Una vez que la Fiscalía tomó declaración a las dos denunciantes, ha concluido que no tiene competencia para una investigación de tal calibre. «La totalidad de los hechos presuntamente delictivos habrían ocurrido fuera del territorio español«, concretamente en la República Dominicana y las Bahamas, y que las personas denunciadas «ni residen en España ni mantienen en este país su centro de vida, intereses o actividad, con independencia de que Julio Iglesias tenga propiedades inmobiliarias«. Las denunciantes, además, son de nacionalidad colombiana y brasileña.
De este modo, a medida que avanza el caso se van acabando los argumentos de esos señaladores que han querido vestir al artista de monstruo. Hay que recordar que la investigación fue llevada a cabo por Eldiario.es y su director Ignacio Escolar aseguró que llevaban inmersos «tres años» en la investigación.

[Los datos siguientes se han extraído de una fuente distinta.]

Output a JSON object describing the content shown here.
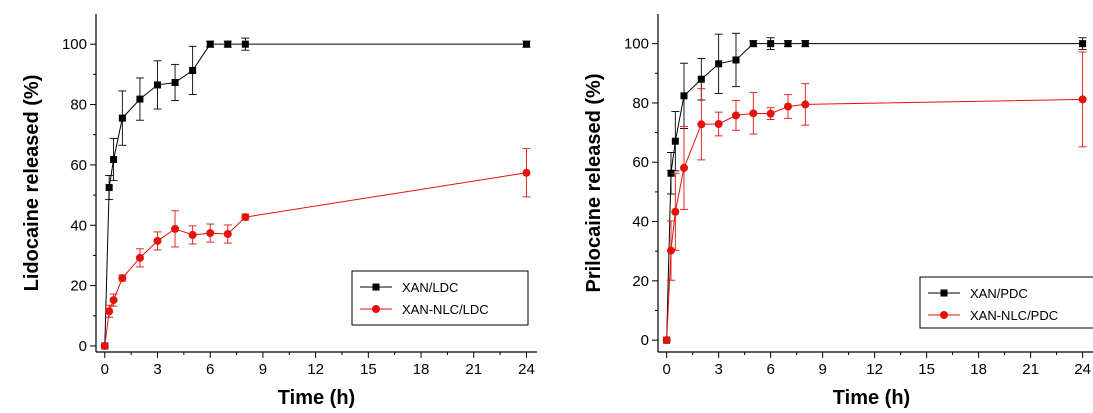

Tres años tirados, porque en prácticamente una semana la falta de pruebas les deja una situación muy complicada por la gravedad de las acusaciones vertidas sin fundamento. Se le acaba el tiempo a Escolar para demostrar lo que publicó y, además, la réplica judicial de Iglesias, que cuenta con un gran poder económico y un buffet de abogados a su servicio, puede ser letal para el medio izquierdista.